In the wake of the highly esteemed 7D, the 60D took the XXD line in a new direction with a slightly dumbed down feature set. Having been a long time user of the XXD line, what I’ll do mostly in this review is address each of these changes. Here we go…
One of the best features of this camera, in my opinion, is the swivel LCD screen. I’ve done more than a few studio shoots where this swivel screen was a life saver. With it, you can shoot at low or high angles without having to crouch down or get in awkward positions to see the screen or adjust your settings. I can’t state how valuable this is. I only wish it would trickle up to one of Canon’s full frame cameras…
The 60D was widely derided upon release in part due to its cheaper plastic shell. Personally, I don’t think it makes one bit of difference – except for maybe making the camera lighter. Also, how often have you heard of these things breaking or cracking? Right…
I was concerned about the locking mode dial, thinking it would be a pain to adjust each time. While I would still prefer no locking button, in practice it hasn’t been that bad. But why they placed the movie mode on the far side of the wheel is beyond me, especially when you can’t rotate non-stop.
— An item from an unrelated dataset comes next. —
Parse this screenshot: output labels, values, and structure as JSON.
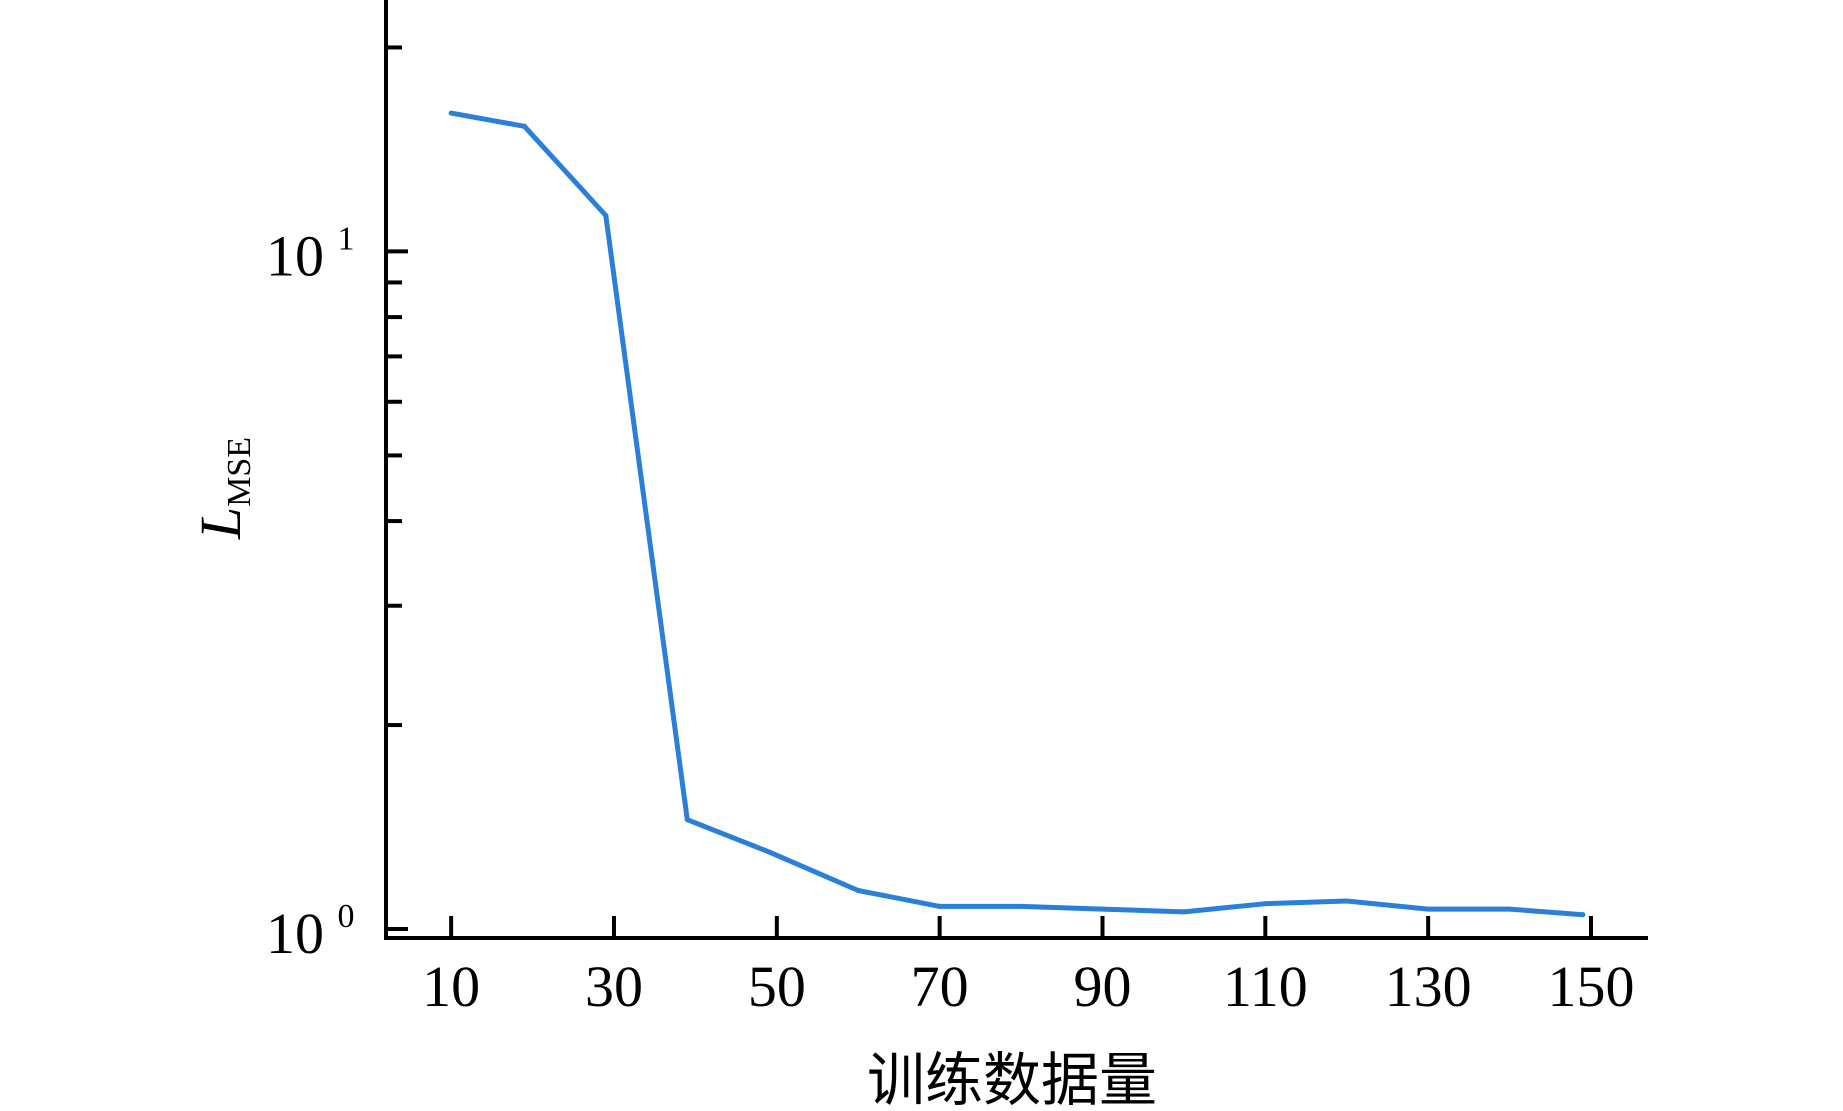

Even my humble little S100 can do this.
The 60D lost the joystick of the previous models and replaced it with an 8-way controller around the set button. It doesn’t have the most precise tactile sensation, but it works well enough, and I’d say at least as good as the joystick did. It also works double as navigation in the menus, not just for AF points, which is nice.
The new swivel screen forced all of the buttons form the left over to the right side of the camera – which is just as well because it means one handed operation is much easier now, especially with the Q button right by your thumb. The top plate controls have been simplified to one function – which actually makes things less confusing. Ergonomically, it’s a fantastic camera.
The 60D inherited the 18MP sensor of the 7D, and you can’t argue there. While not as good a performer as the sensor in its rival – the Nikon D7000 – it’s no slouch and produces fine looking files. Just don’t count on ISO 12,800 anytime soon, although 6400 can be useable in a pinch.
THe 60D was the first Canon to include TTL control of Canon Speedlites – which is a feature that Nikon has had for years. This is a huge advantage for those doing off-camera flash photography. No need to buy an ST-E2 or other triggers. Although if you’re firing speedlites other than Canon, you’ll need some triggers.
My conclusion? Despite the fact the camera was subject to quite a lot of abuse and criticism, it has served my needs well. Aside from what I’ve already mentioned, it has a wonderfully comfortable grip, reduced size for more portability, and a bargain price that comes in under a grand. Despite it not being full frame, or housed in a magnesium alloy shell, or sporting the latest and greatest AF – it has been my go-to camera in the studio, thanks in large part to the extremely useful swivel screen and rock solid image quality.